Найти в Дзене
Русская жизнь

Гений и злодейство

Для израильских читателей этот текст может быть просто рассуждением на тему "гений и злодейство", которая неожиданно актуализировалась в последние годы в мировом масштабе, однако актуальна лишь в рамках секулярной этики.

Простите, но плач по Мякишеву, раздирающий ленту, мне непонятен.

Вернее, увы, понятен.

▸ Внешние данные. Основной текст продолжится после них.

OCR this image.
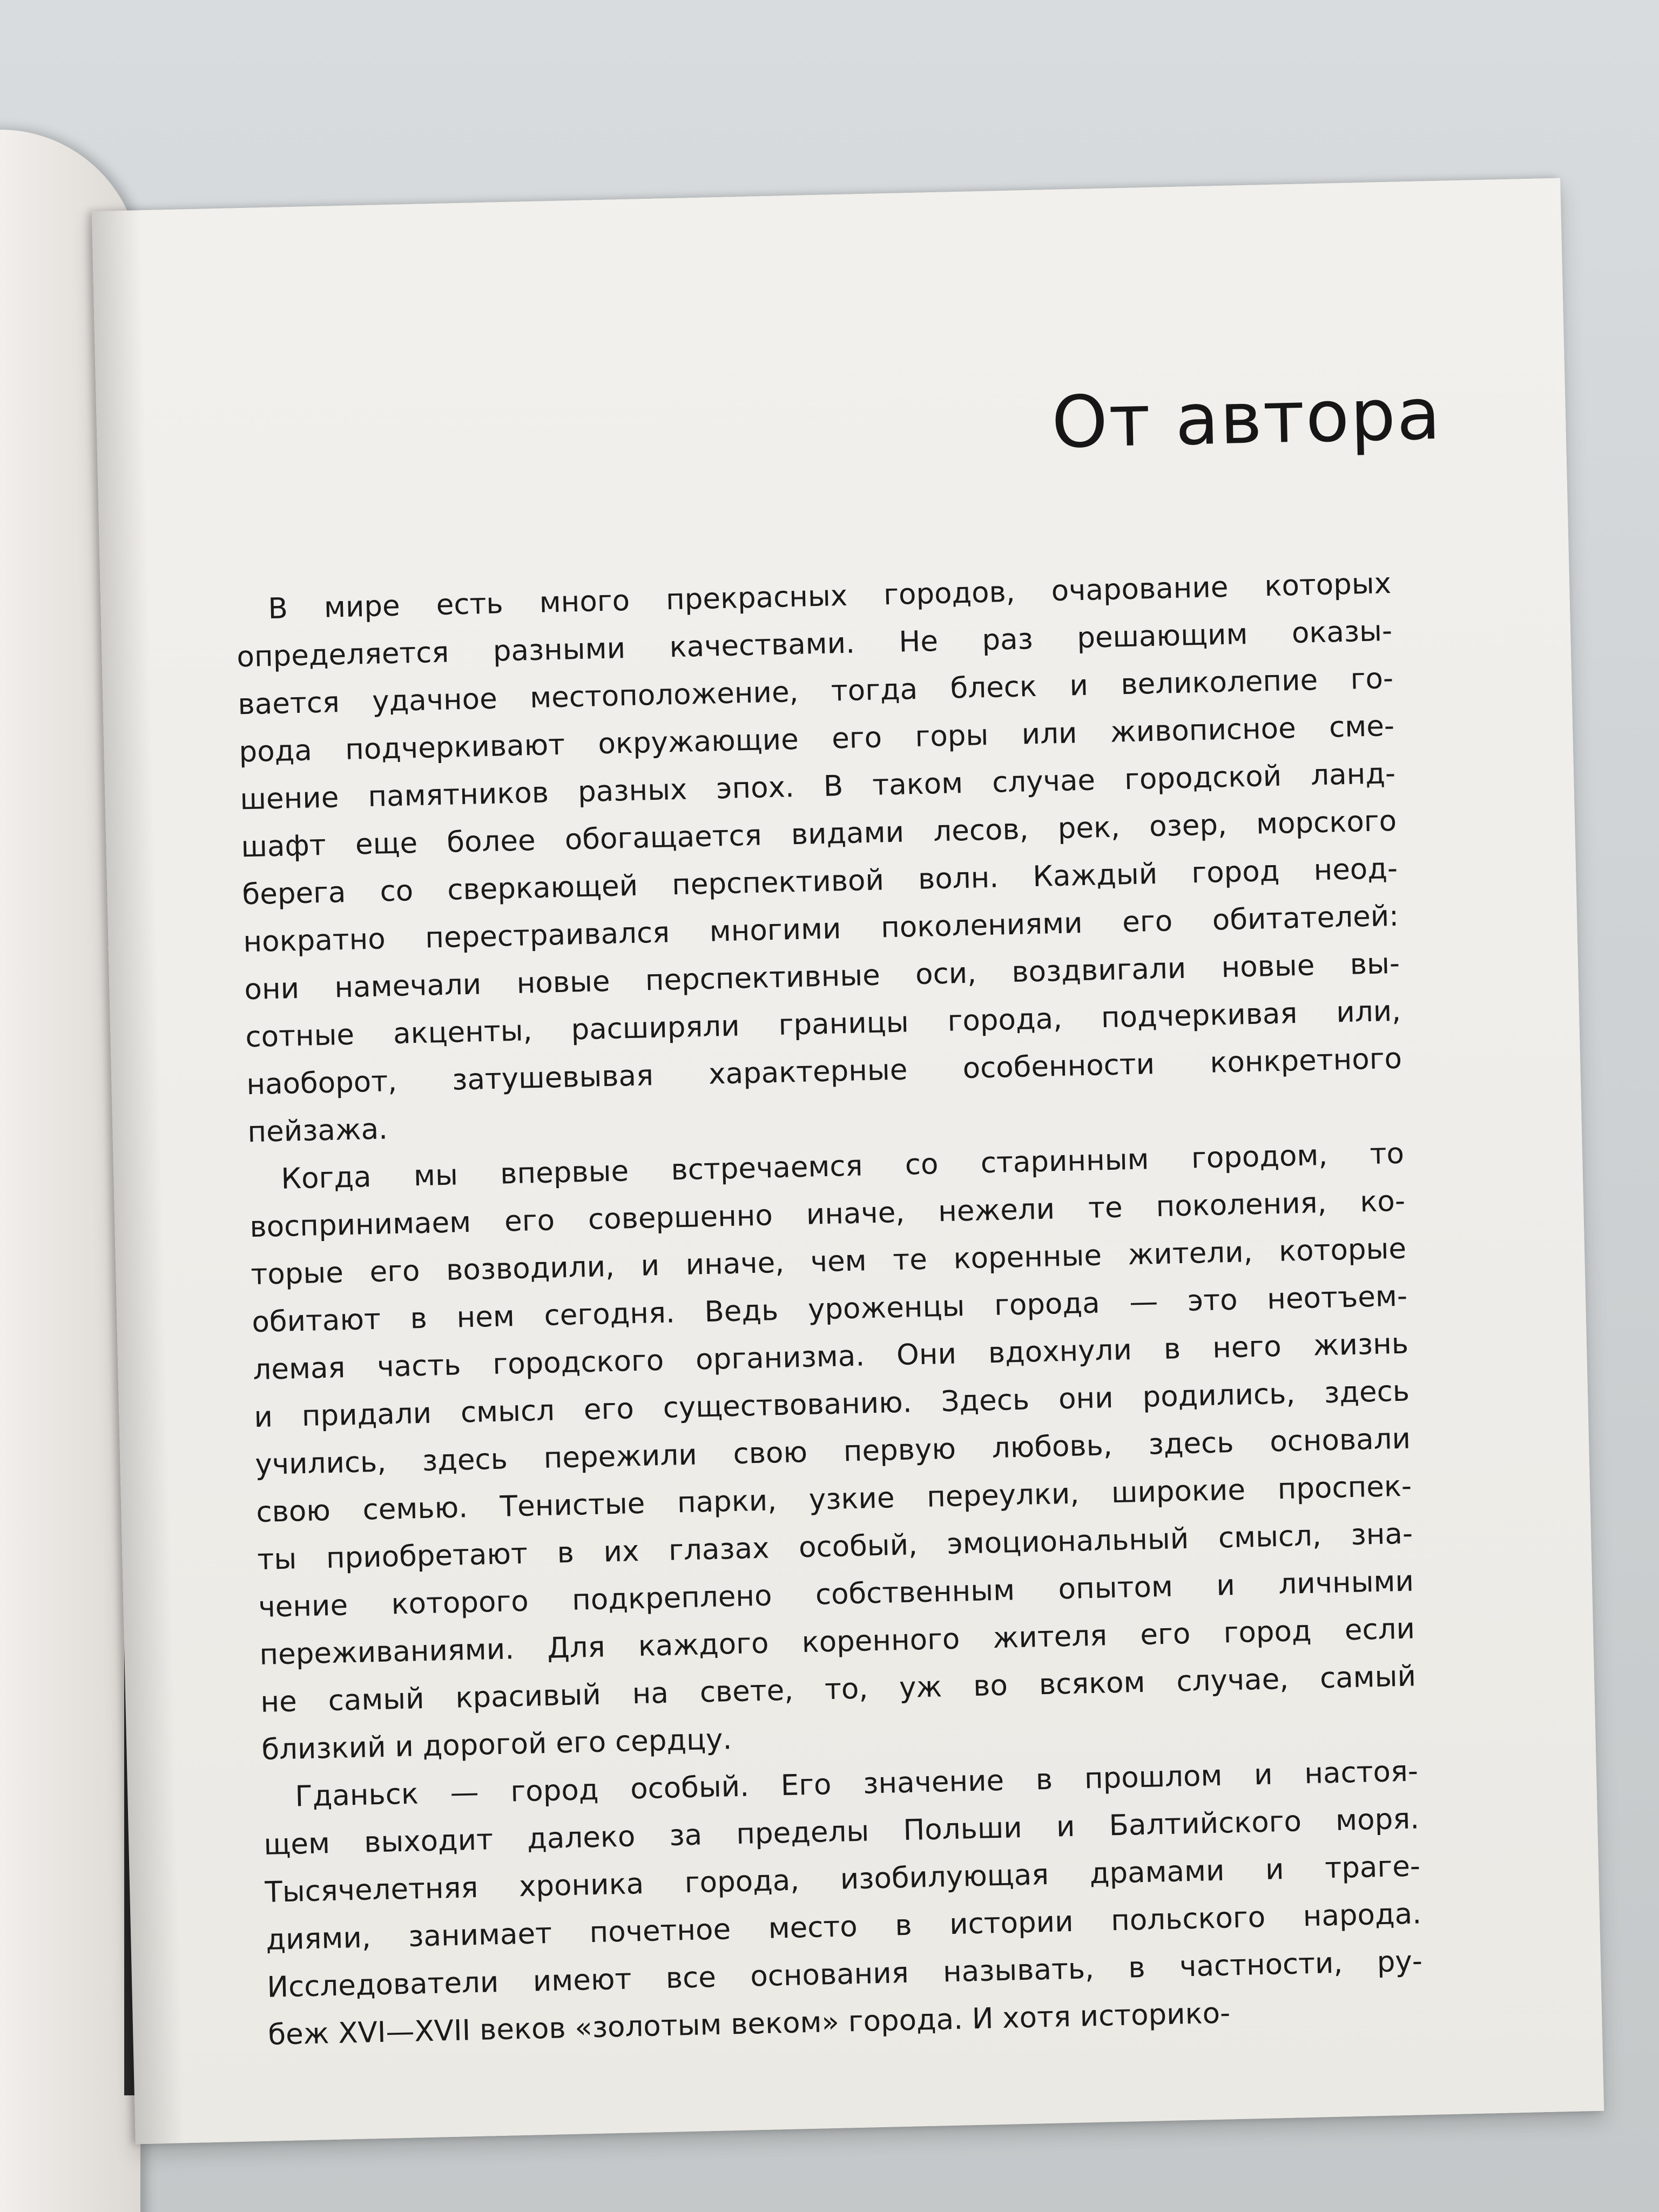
От автора
В мире есть много прекрасных городов, очарование которых
определяется разными качествами. Не раз решающим оказы-
вается удачное местоположение, тогда блеск и великолепие го-
рода подчеркивают окружающие его горы или живописное сме-
шение памятников разных эпох. В таком случае городской ланд-
шафт еще более обогащается видами лесов, рек, озер, морского
берега со сверкающей перспективой волн. Каждый город неод-
нократно перестраивался многими поколениями его обитателей:
они намечали новые перспективные оси, воздвигали новые вы-
сотные акценты, расширяли границы города, подчеркивая или,
наоборот, затушевывая характерные особенности конкретного
пейзажа.
Когда мы впервые встречаемся со старинным городом, то
воспринимаем его совершенно иначе, нежели те поколения, ко-
торые его возводили, и иначе, чем те коренные жители, которые
обитают в нем сегодня. Ведь уроженцы города — это неотъем-
лемая часть городского организма. Они вдохнули в него жизнь
и придали смысл его существованию. Здесь они родились, здесь
учились, здесь пережили свою первую любовь, здесь основали
свою семью. Тенистые парки, узкие переулки, широкие проспек-
ты приобретают в их глазах особый, эмоциональный смысл, зна-
чение которого подкреплено собственным опытом и личными
переживаниями. Для каждого коренного жителя его город если
не самый красивый на свете, то, уж во всяком случае, самый
близкий и дорогой его сердцу.
Гданьск — город особый. Его значение в прошлом и настоя-
щем выходит далеко за пределы Польши и Балтийского моря.
Тысячелетняя хроника города, изобилующая драмами и траге-
диями, занимает почетное место в истории польского народа.
Исследователи имеют все основания называть, в частности, ру-
беж XVI—XVII веков «золотым веком» города. И хотя историко-
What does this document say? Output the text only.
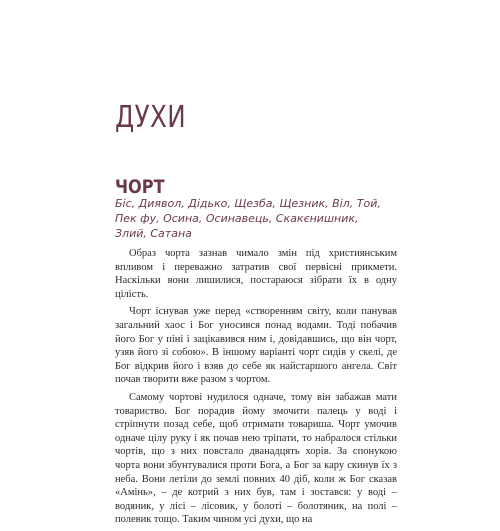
ДУХИ
ЧОРТ

Біс, Диявол, Дідько, Щезба, Щезник, Віл, Той, Пек фу, Осина, Осинавець, Скакєнишник, Злий, Сатана

Образ чорта зазнав чимало змін під християнським впливом і переважно затратив свої первісні прикмети. Наскільки вони лишилися, постараюся зібрати їх в одну цілість.

Чорт існував уже перед «створенням світу, коли панував загальний хаос і Бог уносився понад водами. Тоді побачив його Бог у піні і зацікавився ним і, довідавшись, що він чорт, узяв його зі собою». В іншому варіанті чорт сидів у скелі, де Бог відкрив його і взяв до себе як найстаршого ангела. Світ почав творити вже разом з чортом.

Самому чортові нудилося одначе, тому він забажав мати товариство. Бог порадив йому змочити палець у воді і стріпнути позад себе, щоб отримати товариша. Чорт умочив одначе цілу руку і як почав нею тріпати, то набралося стільки чортів, що з них повстало дванадцять хорів. За спонукою чорта вони збунтувалися проти Бога, а Бог за кару скинув їх з неба. Вони летіли до землі повних 40 діб, коли ж Бог сказав «Амінь», – де котрий з них був, там і зостався: у воді – водяник, у лісі – лісовик, у болоті – болотяник, на полі – полевик тощо. Таким чином усі духи, що на
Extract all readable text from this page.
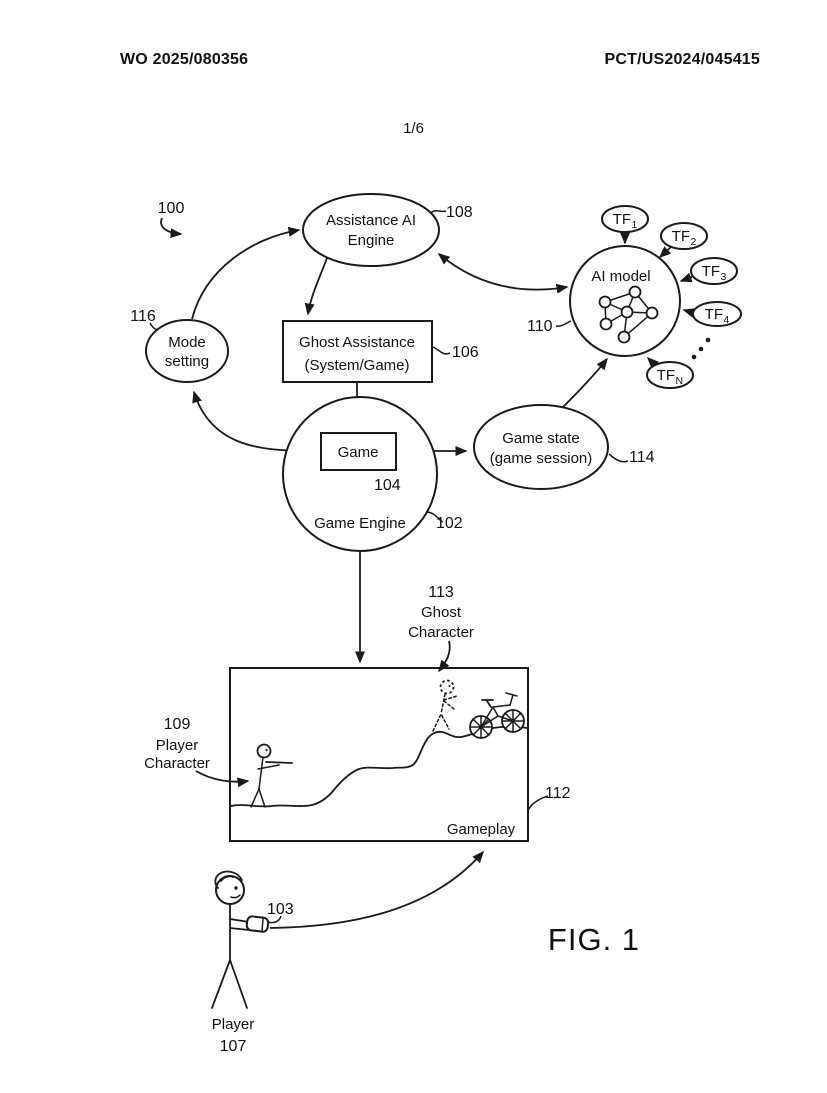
WO 2025/080356	PCT/US2024/045415
1/6
100
Assistance AI
Engine
108
116
Mode
setting
Ghost Assistance
(System/Game)
106
Game
104
Game Engine 102
Game state
(game session) 114
AI model
110
TF 1
TF 2
TF 3
TF 4
TF N
113
Ghost
Character
109
Player
Character
Gameplay
112
103
Player
107
FIG. 1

И я сейчас попробую объяснить - нет, не то, каким он был плохим, хотя все, что я видела в его исполнении было мне неприятно, выглядело манипулятивно и странно, - я попробую объяснить, как реакции на его смерть проявляют одну фундаментальную черту нашего поэтического сообщества, а с ней и вообще некоторую довольно важную закономерность нашего времени.

Вот, пишут, в частности, в том духе, что еще неизвестно, был ли он насильником, как об этом говорят (в скобках замечу, что это "говорят" - вполне однозначные и, увы, детализированные свидетельства, причем, увы, сходные по своим деталям, что наводит на мысли об их правдивости), но "зато" (очень важно тут это слово "зато") стихи его "останутся" (тоже характерное слово из советского писательского словаря), и "поэт он был настоящий". И что, мол, эта его настоящесть искупает то, каким он был человеком. И дальше начинается возгонка мемуаризации, возвеличивание - например, посредством написания стихов, и притом - хороших, убедительных стихов, по жанру вполне одических.

В этих стихах, посвященных Мякишеву, он нет, не оправдывается. Нет, конечно. Но тот жанр, в котором пишутся такие стихи, превращает биографию поэта в эстетический факт. Причем факт эстетический тотально. То есть все, что с поэтом происходило - это не то чтобы происходило в плоскости "посюстороннего", или, говоря квазисакральным языком поздневторичных романтиков (его Адорно называл "жаргоном подлинности"), "дольнего" , но происходит прямо в поэтической плоскоти, как бы не являясь "реальным", и потому подлежащим этической оценке.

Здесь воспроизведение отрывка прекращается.